Extensor Allograft: The Consummate Treatment for Extensor Disruption After Total Knee Arthroplasty

第一作者:Robert Booth

2015-03-26 点击量:610   我要说

I would like to commend this article by Brown et al.; it is well written, well documented, and realistic in its analysis of extensor tendon allografts, which have become the final common pathway for extensor mechanism ruptures after total knee replacement. Although Brown et al. suggest that enthusiasm for this procedure, no matter how desperate the situation, should be modest or guarded, their data are irrefutable and consistent with my own experience of almost 250 extensor tendon allografts over the past twenty years. There is no question that the explosion of joint replacement, particularly in younger patients, will create the need for more and definitely better alternatives to this problem.


After the initial identification of an extensor mechanism rupture and the angst that every surgeon feels at that moment, it is important to try to ascertain the cause. Early ruptures are frequently due to compromised replacements that are either unstable or stiff after index total knee arthroplasty. My own experience, as well as that of the authors, is that almost 50% of these patients will need a simultaneous knee revision as well as an extensor allograft reconstruction. Many of these individuals have an infection and are undergoing the same procedure (often after an antibiotic spacer block), and they are at even greater risk for long-term infection and failure. These ruptures usually occur fairly early in the recuperative period, whereas extensor ruptures from falls or attenuation of the tendon from disease processes such as rheumatoid arthritis may present years later. The surgeon must be ready to perform a revision, probably to a constrained condylar knee or hinged device with stems to protect the subsequent and often simultaneous allograft.

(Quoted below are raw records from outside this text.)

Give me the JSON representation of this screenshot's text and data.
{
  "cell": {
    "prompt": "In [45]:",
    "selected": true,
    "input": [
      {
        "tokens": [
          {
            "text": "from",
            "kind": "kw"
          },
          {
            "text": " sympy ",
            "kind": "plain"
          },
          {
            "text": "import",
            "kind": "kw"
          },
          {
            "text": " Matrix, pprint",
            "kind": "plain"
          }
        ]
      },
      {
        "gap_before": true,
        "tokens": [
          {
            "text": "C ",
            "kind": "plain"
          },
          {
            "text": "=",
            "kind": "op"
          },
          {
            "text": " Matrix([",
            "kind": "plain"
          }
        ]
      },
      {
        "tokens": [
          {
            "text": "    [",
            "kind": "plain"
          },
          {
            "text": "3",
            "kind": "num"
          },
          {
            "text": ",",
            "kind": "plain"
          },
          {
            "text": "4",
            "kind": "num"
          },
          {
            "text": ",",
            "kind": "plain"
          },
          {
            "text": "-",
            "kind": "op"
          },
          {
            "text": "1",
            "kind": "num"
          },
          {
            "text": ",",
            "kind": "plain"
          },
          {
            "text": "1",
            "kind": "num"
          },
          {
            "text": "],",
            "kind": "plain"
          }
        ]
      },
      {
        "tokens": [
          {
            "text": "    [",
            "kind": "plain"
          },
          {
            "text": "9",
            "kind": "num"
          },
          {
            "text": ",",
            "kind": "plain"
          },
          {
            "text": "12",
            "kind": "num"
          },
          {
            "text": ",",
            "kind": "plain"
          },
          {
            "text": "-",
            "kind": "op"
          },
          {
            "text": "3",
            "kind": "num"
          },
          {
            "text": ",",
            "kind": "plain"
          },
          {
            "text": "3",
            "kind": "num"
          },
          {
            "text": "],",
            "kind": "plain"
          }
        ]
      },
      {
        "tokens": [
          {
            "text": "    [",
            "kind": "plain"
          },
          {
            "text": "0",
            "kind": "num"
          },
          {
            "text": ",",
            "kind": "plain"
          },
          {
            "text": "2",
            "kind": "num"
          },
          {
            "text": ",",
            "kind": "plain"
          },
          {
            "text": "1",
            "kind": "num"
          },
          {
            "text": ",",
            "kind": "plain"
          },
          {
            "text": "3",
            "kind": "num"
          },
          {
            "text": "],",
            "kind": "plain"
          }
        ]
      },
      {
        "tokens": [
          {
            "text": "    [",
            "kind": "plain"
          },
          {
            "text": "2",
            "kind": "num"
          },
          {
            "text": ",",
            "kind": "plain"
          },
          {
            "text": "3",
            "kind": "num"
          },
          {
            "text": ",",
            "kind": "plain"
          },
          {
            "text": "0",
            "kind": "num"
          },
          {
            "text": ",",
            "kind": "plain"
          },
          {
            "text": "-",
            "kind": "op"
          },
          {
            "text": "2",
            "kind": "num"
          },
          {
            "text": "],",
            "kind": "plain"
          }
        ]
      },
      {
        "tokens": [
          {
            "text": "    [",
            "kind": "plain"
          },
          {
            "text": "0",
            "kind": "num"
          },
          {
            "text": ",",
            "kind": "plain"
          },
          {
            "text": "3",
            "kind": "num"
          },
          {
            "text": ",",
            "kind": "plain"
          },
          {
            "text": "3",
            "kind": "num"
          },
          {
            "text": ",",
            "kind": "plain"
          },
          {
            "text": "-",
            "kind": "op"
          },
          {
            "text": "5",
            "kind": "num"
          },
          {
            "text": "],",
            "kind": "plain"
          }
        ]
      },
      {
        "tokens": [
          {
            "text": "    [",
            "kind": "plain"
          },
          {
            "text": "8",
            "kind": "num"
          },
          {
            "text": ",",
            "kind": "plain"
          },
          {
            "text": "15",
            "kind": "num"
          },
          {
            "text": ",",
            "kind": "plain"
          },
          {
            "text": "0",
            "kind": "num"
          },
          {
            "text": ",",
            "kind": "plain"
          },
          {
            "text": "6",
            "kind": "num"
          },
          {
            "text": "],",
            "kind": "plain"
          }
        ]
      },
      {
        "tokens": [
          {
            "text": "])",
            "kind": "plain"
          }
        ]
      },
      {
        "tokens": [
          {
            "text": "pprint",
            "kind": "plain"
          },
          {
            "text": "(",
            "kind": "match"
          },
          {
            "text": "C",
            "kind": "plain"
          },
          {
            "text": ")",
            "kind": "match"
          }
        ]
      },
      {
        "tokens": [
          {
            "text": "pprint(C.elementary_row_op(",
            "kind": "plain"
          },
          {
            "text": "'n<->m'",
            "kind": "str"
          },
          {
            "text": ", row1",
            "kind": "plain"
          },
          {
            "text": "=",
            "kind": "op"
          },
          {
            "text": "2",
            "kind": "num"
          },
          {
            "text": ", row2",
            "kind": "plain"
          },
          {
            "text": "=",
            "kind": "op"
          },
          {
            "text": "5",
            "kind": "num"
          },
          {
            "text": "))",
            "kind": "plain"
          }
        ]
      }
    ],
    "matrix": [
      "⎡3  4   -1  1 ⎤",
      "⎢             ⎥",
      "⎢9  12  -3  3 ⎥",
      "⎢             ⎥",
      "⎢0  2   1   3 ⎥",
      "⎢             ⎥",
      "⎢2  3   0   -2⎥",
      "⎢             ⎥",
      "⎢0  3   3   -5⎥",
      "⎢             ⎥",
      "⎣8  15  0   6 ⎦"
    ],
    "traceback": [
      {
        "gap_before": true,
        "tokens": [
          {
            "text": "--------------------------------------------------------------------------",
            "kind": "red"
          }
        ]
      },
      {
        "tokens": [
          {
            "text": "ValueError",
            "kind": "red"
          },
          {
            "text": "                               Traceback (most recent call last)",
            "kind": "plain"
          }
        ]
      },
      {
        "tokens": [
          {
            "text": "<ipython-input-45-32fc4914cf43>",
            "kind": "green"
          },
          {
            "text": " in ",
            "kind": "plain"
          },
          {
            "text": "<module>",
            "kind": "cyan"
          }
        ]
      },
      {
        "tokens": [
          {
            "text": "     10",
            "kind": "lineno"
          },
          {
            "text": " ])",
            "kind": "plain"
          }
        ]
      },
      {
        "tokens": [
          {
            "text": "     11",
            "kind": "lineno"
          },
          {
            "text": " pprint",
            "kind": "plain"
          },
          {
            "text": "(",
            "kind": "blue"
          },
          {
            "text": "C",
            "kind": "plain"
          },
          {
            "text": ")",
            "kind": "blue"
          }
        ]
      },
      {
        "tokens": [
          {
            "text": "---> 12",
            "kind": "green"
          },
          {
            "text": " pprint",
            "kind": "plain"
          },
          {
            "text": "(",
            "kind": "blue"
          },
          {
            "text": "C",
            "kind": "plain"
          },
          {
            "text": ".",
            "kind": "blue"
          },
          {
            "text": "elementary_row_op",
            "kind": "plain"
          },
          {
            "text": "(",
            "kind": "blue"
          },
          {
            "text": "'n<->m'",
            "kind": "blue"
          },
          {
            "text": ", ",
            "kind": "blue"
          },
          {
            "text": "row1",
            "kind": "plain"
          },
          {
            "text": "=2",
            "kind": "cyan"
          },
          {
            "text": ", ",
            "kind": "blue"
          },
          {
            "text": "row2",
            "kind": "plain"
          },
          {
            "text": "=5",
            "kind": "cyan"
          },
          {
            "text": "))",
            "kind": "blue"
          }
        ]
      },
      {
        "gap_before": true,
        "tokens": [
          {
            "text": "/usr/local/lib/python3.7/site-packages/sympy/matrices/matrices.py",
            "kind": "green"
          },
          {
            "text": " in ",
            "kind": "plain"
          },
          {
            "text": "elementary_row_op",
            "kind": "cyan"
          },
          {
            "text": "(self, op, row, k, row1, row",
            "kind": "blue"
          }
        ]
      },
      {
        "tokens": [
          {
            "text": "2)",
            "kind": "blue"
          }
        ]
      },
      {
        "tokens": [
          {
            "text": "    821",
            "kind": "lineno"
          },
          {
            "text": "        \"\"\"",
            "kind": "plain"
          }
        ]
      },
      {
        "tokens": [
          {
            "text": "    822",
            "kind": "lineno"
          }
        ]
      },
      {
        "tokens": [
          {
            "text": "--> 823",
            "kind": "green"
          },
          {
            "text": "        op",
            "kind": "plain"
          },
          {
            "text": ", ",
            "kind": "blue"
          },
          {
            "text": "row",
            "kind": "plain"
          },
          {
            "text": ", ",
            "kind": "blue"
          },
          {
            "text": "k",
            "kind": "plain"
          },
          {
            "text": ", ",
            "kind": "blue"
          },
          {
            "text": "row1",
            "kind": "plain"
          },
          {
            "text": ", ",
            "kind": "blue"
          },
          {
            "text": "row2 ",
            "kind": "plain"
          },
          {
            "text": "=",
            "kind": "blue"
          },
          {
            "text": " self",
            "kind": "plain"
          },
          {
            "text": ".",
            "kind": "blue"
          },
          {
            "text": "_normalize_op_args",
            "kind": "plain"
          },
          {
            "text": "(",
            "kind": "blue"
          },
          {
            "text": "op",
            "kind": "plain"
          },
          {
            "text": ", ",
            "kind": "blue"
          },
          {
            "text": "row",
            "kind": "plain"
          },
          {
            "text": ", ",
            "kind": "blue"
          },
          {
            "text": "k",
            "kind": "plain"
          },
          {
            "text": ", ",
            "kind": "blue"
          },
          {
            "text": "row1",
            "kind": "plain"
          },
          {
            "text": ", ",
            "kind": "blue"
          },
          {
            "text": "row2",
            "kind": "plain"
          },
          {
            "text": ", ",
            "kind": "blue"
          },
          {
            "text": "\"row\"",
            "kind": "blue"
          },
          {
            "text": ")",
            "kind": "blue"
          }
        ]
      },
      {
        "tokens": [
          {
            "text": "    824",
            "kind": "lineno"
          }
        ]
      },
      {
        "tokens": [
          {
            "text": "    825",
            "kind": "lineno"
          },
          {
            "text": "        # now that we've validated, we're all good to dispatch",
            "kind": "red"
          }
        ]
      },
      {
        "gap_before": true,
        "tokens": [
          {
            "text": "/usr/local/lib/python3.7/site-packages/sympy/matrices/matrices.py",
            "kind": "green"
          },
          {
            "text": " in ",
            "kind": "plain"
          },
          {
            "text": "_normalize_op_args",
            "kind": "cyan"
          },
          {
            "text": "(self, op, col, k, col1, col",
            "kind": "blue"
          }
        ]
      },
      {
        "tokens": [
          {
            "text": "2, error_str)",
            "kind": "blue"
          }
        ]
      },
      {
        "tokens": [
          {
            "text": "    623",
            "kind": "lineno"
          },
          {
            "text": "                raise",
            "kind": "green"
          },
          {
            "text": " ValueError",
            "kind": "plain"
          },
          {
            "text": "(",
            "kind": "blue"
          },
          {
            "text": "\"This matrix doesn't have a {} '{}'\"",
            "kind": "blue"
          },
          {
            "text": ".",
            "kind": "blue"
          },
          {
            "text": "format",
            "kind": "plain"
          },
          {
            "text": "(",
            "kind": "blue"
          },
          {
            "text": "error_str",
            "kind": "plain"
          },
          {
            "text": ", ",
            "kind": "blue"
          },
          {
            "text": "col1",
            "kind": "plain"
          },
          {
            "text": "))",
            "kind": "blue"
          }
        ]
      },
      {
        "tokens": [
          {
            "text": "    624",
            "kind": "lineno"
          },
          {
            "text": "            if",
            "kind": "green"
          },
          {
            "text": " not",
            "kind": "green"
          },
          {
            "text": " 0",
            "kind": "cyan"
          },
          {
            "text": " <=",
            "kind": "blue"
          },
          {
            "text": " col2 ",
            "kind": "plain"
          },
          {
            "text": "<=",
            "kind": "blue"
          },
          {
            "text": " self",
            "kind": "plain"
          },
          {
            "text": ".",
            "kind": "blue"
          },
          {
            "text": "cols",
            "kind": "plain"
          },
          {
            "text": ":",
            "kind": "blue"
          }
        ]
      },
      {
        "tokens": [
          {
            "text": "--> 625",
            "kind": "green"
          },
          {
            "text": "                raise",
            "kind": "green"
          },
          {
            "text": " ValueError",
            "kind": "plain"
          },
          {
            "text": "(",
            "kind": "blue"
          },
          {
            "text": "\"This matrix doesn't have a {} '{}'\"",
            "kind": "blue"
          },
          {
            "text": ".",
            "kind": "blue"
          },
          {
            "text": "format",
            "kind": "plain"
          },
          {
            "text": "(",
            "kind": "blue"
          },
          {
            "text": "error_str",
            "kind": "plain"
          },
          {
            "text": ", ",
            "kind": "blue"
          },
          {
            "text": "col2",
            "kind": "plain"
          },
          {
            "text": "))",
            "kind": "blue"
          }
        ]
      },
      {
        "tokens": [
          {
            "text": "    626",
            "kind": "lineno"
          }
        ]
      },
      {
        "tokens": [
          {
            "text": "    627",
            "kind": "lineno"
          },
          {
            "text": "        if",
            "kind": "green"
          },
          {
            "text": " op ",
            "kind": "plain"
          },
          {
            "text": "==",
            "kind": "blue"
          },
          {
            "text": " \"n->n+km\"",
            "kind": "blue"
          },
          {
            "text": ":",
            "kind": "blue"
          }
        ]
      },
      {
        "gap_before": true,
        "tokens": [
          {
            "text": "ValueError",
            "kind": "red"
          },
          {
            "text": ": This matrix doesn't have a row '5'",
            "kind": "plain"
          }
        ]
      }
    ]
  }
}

Almost all surgeons faced with a primary extensor mechanism rupture will attempt a primary repair. However, for several decades, the literature has shown the results of this approach to have been largely ineffectual, often with success rates of only ≤10%. Achilles tendon allografts, iliotibial-band or semitendinosus grafts, and the newest synthetic mesh techniques all have substantial early and late failure rates. Bracing is rarely tolerated for any length of time by patients, who often think that they may be better off with a fusion or an amputation. The authors’ 4% amputation rate is certainly in keeping with that of the general experience in the orthopaedic community.


As a certain percentage of these extensor mechanism ruptures are related to or are difficult to distinguish from infected knees, this potential problem must be examined with all of the available technology: erythrocyte sedimentation rate, C-reactive protein, bone scan, and alpha-defensin levels, if they are available. To perform a primary exchange in an infected arthroplasty with the supplemental use of the nonviable allograft tissue is only to invite persistent deep infection.